On January 9, two days after ICE officer Jonathan E. Ross shot poet Renee Nicole Good to death in Minneapolis, comedian John Mulaney announced that he was postponing his shows in the city scheduled for January 9-11 because of safety concerns. Indeed, the situation became so dire in Minnesota that in-person school was cancelled for several days. In response to anti-ICE protests, President Trump has also threatened to invoke the Insurrection Act. 

Mulaney is not the first artist to avoid a locale because of ICE’s potentially violent presence there. Various cities cancelled Latino-related cultural events throughout 2025. In September, musician Bad Bunny revealed that he chose to skip the United States during his 2025-26 world tour because he worried that ICE would attempt to arrest concertgoers. (Since then, Homeland Security Secretary Kristi Noem has said ICE would be “all over” the Super Bowl, where Bad Bunny is headlining the halftime show.) 

This shrinking of the public square may not be what the Trump administration says they are doing by increasing ICE deployment, but nevertheless, free expression, open exchange, and the cultural and arts sector are clear casualties of this crackdown. In other words, the fear, chaos, and violence that ICE is perpetrating doesn’t only have a local impact through arrests, deportations, and disruptions to community life (for instance, ICE’s presence is negatively affecting Twin Cities bookstores); the deployment of this paramilitary force must be understood as part of the broader attack on free expression and dissent, and is having an impact on the American artistic and cultural landscape.
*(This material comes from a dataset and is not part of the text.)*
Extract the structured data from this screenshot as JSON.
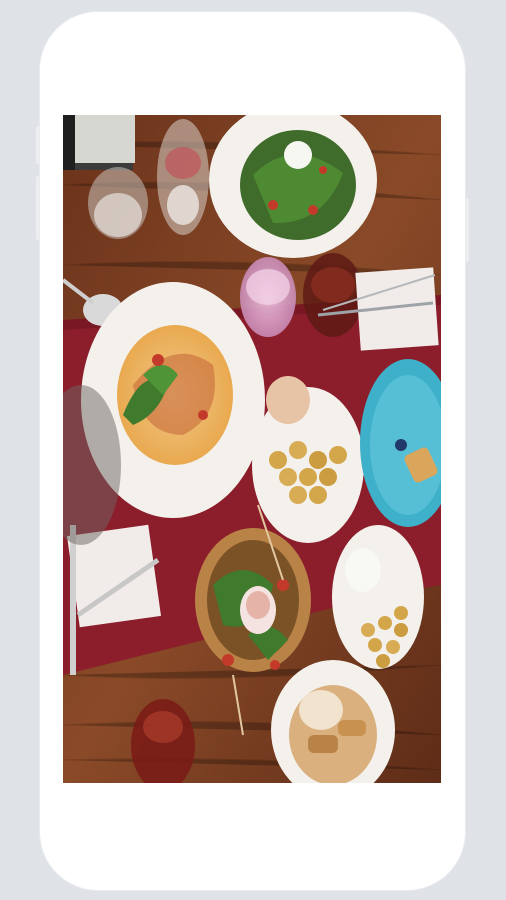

The tactics of intimidation of immigrant communities in Minneapolis are also tactics of silencing. And they are of a piece with the administration’s broader attacks on education, on knowledge, on history, on language and identities, as the administration aims to subdue and repress freedom of expression. We see this in the purging of “improper ideology” through executive orders such as Restoring Truth and Sanity to American History or the ideological takeover of the Kennedy Center. We see it in the government’s deportation of journalist Mario Guevara, its targeting of non-citizen pro-Palestinian student activists like Mahmoud Khalil, its stripping of international students’ visas, and its revocation of temporary legal status for more than 1.5 million immigrants.

“The Trump Administration’s racial profiling and brutal targeting of immigrants is by far the most pervasive and repressive attempt in recent memory by our government to silence us,” said Dinaw Mengestu, PEN America president. “The fundamental principles of free speech should be guaranteed to all, not predicated on citizenship status or subject to the whims of the federal government. And underneath it all, the attack on immigrants in Minnesota is a veneer for an even more insidious project, to create an authoritarian regime that acts with utter impunity.”

The UN Universal Declaration of Human Rights calls for “the right to seek, receive and impart information and ideas through any media and regardless of frontiers.” But under the conditions now being imposed by the Trump administration, who can exercise these fundamental human rights is narrowing, becoming fundamentally unequal. This chilling inequality is especially being weaponized against Latino communities, Somali communities, and other immigrant groups that ICE is targeting. 

But we all must remember: the government could target someone else tomorrow. 

Mulaney’s and others’ impulse to keep their audiences safe from all of the violence is understandable. But it should not go unnoticed that what is happening in Minneapolis has a much wider impact, chilling the space for dissent, artistic expression, and cultural engagement. To limit U.S. residents’ experience of the fullness of the world’s cultures is to cause people to live in a circumscribed artistic landscape. Separate from the clashes unfolding on the ground, this is a broader form of censorship and repression worsening simultaneously. 

We will all be worse for it if we do not uphold a democracy in which freedom of expression for all can flourish.